FIELD: She's retrieved hundreds of ducks, dozens of geese, pheasants, chukar and doves. She'll ride between your legs when driving your four-wheeler, or lay between your legs in a coffin. Can do quadruple-zillion blind retrieves&#8230;she trusts the hand signals!
Whistle trained, started at 42 days, thousands of hours spent training her.
She is NOT AKC registered, but I have her fathers papers and know her mothers lines as well&#8230;both have un-believable lines.
HOME: She shakes (her coat & water/leaves, etc) before entering in the house (on command), or after she delivers the bird to hand ("release" command). We let her in the house 1-2 times a month to hang out, otherwise she's a 12 month outside dog.
When I bring her in the house for a bath, she runs right into the bathroom and hops in the tub. After the wash, I close the shower curtain & she shakes twice before I let her out on a towel to dry. Kennels on command. Barks ONCE when someone is near the outside of the house at night, barks A LOT when someone she doesn't know is coming through the back gate. I have 4 kids ranging from 23-11. They will no doubt be heart-broken.

She's not been spayed. If I sell her to you, part of the deal is I want first pick from one of her litters, as I should have my personal situation resolved in another year. Her Heat schedule is -believe it or not-opening weekend of duck season & mid-March. She only knows-go fast, find the bird & get back fast so she can get another. Amazing dog!
I'm happy to work her for you before you buy her, or take you to your favorite hole and shoot mallards in the nasty thickest crap you want (hate frag, refuse to hunt surrounded by that crap). If you beat dogs, don't even respond

This is one amazing dog that I can't even begin to put a price tag on. Finished dogs like this can range from $ 4 -10K, but I'm willing to negotiate.

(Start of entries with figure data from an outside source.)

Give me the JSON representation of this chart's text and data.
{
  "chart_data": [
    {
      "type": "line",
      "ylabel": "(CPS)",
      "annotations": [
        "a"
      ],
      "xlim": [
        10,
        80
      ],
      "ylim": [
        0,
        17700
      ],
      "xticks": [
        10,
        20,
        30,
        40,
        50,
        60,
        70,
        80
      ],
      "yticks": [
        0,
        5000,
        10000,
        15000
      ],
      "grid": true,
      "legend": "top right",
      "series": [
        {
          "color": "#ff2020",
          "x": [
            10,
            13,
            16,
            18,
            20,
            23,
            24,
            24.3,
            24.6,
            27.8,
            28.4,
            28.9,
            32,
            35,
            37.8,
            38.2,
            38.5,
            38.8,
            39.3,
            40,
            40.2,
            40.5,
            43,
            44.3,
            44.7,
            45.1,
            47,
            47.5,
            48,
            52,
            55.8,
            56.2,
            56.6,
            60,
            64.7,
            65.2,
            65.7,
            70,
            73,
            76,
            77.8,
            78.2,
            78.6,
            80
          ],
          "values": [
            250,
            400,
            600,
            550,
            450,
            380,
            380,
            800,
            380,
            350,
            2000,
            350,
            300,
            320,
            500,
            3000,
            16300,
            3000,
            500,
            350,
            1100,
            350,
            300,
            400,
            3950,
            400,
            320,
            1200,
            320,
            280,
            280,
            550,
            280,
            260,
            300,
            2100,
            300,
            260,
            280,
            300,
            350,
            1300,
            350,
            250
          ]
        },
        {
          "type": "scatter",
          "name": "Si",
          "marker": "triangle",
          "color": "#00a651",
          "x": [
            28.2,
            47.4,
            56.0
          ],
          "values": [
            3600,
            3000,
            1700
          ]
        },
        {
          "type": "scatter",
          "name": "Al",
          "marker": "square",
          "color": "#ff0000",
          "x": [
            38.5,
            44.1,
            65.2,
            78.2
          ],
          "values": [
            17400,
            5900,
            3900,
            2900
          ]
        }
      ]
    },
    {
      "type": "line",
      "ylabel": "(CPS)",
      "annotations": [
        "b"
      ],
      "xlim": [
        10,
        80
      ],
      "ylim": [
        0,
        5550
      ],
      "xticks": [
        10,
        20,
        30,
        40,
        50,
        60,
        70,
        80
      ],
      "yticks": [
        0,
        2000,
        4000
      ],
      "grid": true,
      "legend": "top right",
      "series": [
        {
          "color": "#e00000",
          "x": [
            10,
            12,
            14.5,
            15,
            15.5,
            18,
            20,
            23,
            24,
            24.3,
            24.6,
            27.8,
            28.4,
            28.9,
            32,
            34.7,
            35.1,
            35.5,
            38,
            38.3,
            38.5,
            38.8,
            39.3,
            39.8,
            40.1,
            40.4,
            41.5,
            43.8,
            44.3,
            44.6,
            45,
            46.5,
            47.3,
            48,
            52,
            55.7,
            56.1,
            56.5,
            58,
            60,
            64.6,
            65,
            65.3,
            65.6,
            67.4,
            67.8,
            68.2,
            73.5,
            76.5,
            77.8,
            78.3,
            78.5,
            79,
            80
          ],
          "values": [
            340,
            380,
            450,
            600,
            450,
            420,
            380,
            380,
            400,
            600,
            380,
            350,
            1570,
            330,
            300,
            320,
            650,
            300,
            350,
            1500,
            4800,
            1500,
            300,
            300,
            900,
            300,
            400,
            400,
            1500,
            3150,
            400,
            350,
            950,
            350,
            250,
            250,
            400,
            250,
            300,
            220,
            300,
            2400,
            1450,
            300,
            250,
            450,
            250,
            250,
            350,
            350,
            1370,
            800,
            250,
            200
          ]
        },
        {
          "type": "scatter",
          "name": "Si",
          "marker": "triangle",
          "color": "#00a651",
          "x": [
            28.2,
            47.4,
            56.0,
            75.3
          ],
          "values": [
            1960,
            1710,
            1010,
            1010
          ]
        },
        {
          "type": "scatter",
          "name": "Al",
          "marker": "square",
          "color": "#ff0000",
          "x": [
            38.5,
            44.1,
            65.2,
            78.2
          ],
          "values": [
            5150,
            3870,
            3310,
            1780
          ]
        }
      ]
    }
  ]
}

If you're serious, come & watch her work, and we'll work something out. I'm willing to trade a vehicle or cash.


----------



## TEX-O-BOB (Sep 12, 2007)

I never could understand how someone could sell their dog/child...

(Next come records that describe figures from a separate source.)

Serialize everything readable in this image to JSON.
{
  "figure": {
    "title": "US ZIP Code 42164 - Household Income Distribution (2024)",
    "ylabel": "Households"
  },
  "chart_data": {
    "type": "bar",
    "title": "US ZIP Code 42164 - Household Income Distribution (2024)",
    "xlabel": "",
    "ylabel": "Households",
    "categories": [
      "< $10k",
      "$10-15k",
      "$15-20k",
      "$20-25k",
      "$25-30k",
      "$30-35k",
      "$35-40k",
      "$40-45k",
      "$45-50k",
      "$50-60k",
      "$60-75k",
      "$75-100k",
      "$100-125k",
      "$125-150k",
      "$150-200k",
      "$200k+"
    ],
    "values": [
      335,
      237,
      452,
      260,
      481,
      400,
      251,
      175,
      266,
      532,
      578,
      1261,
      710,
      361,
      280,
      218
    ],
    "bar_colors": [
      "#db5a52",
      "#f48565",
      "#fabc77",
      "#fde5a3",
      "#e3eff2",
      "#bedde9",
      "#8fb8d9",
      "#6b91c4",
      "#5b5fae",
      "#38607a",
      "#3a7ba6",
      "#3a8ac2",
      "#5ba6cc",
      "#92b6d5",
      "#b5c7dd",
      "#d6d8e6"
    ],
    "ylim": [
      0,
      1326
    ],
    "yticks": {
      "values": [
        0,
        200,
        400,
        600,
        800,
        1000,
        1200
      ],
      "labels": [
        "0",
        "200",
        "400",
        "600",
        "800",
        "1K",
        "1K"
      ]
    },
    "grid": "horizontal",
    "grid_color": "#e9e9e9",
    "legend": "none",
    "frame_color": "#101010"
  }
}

I sux that you have to make that decision. Hope you find a good home.


----------



## Mezmarley (Nov 25, 2007)

The worst part of this is that she's not getting the time in the marsh she deserves. So, rather than deny her the pleasure of retrieving, I'd rather get her with someone who spends a ton of time on the water. She's a retrieving fool.


----------



## Gumbo (Sep 22, 2007)

What would it take for you to be able to keep her? Not knowing your situation, I'd be happy to buy a bag of food or two if that would make a difference. I'm sure others would as well.


----------



## Mezmarley (Nov 25, 2007)

Thanks to all for the PM's and responses. Short story is I had a business go under and, well, starting over. I'm overwhelmed by the responses. Thanks! Not knowing where we'll be or what our situation is, is foremost in my mind. She needs a good home with someone who used to waterfowl like I used to. If you know someone who would like a great dog, please help me connect the dots. Appreciate the offers, wish things were different for sure.


----------



## TAK (Sep 9, 2007)

Oh Lord help me......
If I could maybe ask a price... Ball park! I have two 11 year old wannabe duck hunters... Folks that know me please don't make to much fun of me!


----------



## Huge29 (Sep 17, 2007)

TAK said:


> Oh Lord help me......
> If I could maybe ask a price... Ball park! I have two 11 year old wannabe duck hunters... Folks that know me please don't make to much fun of me!


 :shock: PETE!!!!! Someone has stolen TAK's password and is making posts for him!!


----------



## TAK (Sep 9, 2007)

Huge29 said:


> TAK said:
> 
> 
> > Oh Lord help me......
> ...


Can you believe that! All the trash tallking I have done on the Labs and then I am looking for one! Tell ya kids will do that to ya!


----------